The JWT spec mentions a jti claim which allegedly can be used as a nonce to prevent replay attacks:

The "jti" (JWT ID) claim provides a unique identifier for the JWT. The identifier value MUST be assigned in a manner that ensures that there is a negligible probability that the same value will be accidentally assigned to a different data object; if the application uses multiple issuers, collisions MUST be prevented among values produced by different issuers as well. The "jti" claim can be used to prevent the JWT from being replayed. The "jti" value is a case-sensitive string. Use of this claim is OPTIONAL.

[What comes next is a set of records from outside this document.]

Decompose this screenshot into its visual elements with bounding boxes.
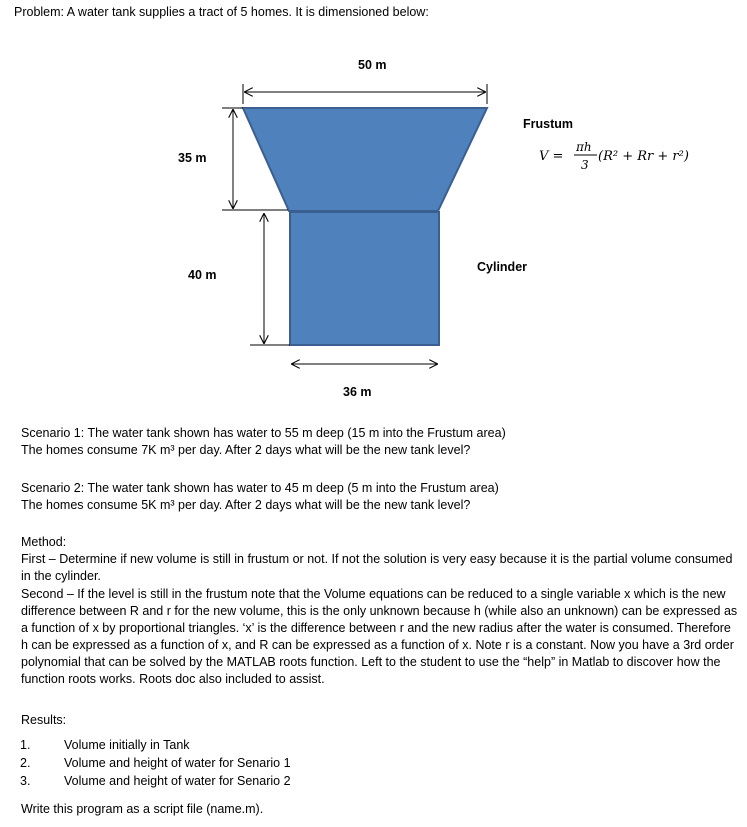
list-item: 1. Volume initially in Tank <box>20 738 190 752</box>
svg-text:3: 3 <box>581 158 589 172</box>
frustum-shape <box>243 108 487 211</box>
svg-text:πh: πh <box>576 140 592 154</box>
cylinder-shape <box>290 212 439 345</box>
list-item: 2. Volume and height of water for Senario 1 <box>20 756 291 770</box>
results-heading: Results: <box>21 713 67 727</box>
cylinder-label: Cylinder <box>477 260 528 274</box>
method-heading: Method: <box>21 535 67 549</box>
scenario-1-line-2: The homes consume 7K m³ per day. After 2 days what will be the new tank level? <box>21 443 471 457</box>
frustum-volume-formula <box>539 140 689 172</box>
footer-instruction: Write this program as a script file (name.m). <box>21 802 264 816</box>
method-first: First – Determine if new volume is still in frustum or not. If not the solution is very easy because it is the partial volume consumed in the cylinder. <box>21 552 733 583</box>
cylinder-width-label: 36 m <box>343 385 372 399</box>
svg-text:(R² + Rr + r²): (R² + Rr + r²) <box>598 149 689 164</box>
top-width-label: 50 m <box>358 58 387 72</box>
results-list <box>20 736 291 790</box>
cylinder-height-label: 40 m <box>188 268 217 282</box>
scenario-1-line-1: Scenario 1: The water tank shown has water to 55 m deep (15 m into the Frustum area) <box>21 426 506 440</box>
problem-statement: Problem: A water tank supplies a tract of 5 homes. It is dimensioned below: <box>14 5 429 19</box>
svg-text:V =: V = <box>539 149 564 164</box>
list-item: 3. Volume and height of water for Senario 2 <box>20 774 291 788</box>
scenario-2-line-1: Scenario 2: The water tank shown has water to 45 m deep (5 m into the Frustum area) <box>21 481 499 495</box>
method-second: Second – If the level is still in the frustum note that the Volume equations can be reduced to a single variable x which is the new difference between R and r for the new volume, this is the only unknown because h (while also an unknown) can be expressed as a function of x by proportional triangles. ‘x’ is the difference between r and the new radius after the water is consumed. Therefore h can be expressed as a function of x, and R can be expressed as a function of x. Note r is a constant. Now you have a 3rd order polynomial that can be solved by the MATLAB roots function. Left to the student to use the “help” in Matlab to discover how the function roots works. Roots doc also included to assist. <box>21 587 738 686</box>
scenario-2-line-2: The homes consume 5K m³ per day. After 2 days what will be the new tank level? <box>21 498 471 512</box>
frustum-label: Frustum <box>523 117 573 131</box>
frustum-height-label: 35 m <box>178 151 207 165</box>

My question is, how would I go about implementing this? Do I need to store the previously used jtis and issue a new JWT with every request? If so, doesn't this defeat the purpose of JWTs? Why use a JWT instead of just storing a randomly-generated session ID in a database?

My REST API has a Mongo database and I'm not opposed to adding a Redis instance. Is there a better authentication option than JWT? I mainly just don't want to store passwords on the client which eliminates HTTP authentication as an option, however, as I'm getting deeper into this JWT stuff, I'm starting to feel as if a custom token implementation or different standard might better suit my needs. Are there any node/express packages for token based authentication that supports token revocation and rotating tokens?

Would appreciate any advice.

Answer

Gert Hengeveld picture Gert Hengeveld · Apr 29, 2015

Indeed, storing all issued JWT IDs undermines the stateless nature of using JWTs. However, the purpose of JWT IDs is to be able to revoke previously-issued JWTs. This can most easily be achieved by blacklisting instead of whitelisting. If you've included the "exp" claim (you should), then you can eventually clean up blacklisted JWTs as they expire naturally. Of course you can implement other revocation options alongside (e.g. revoke all tokens of one client based on a combination of "iat" and "aud").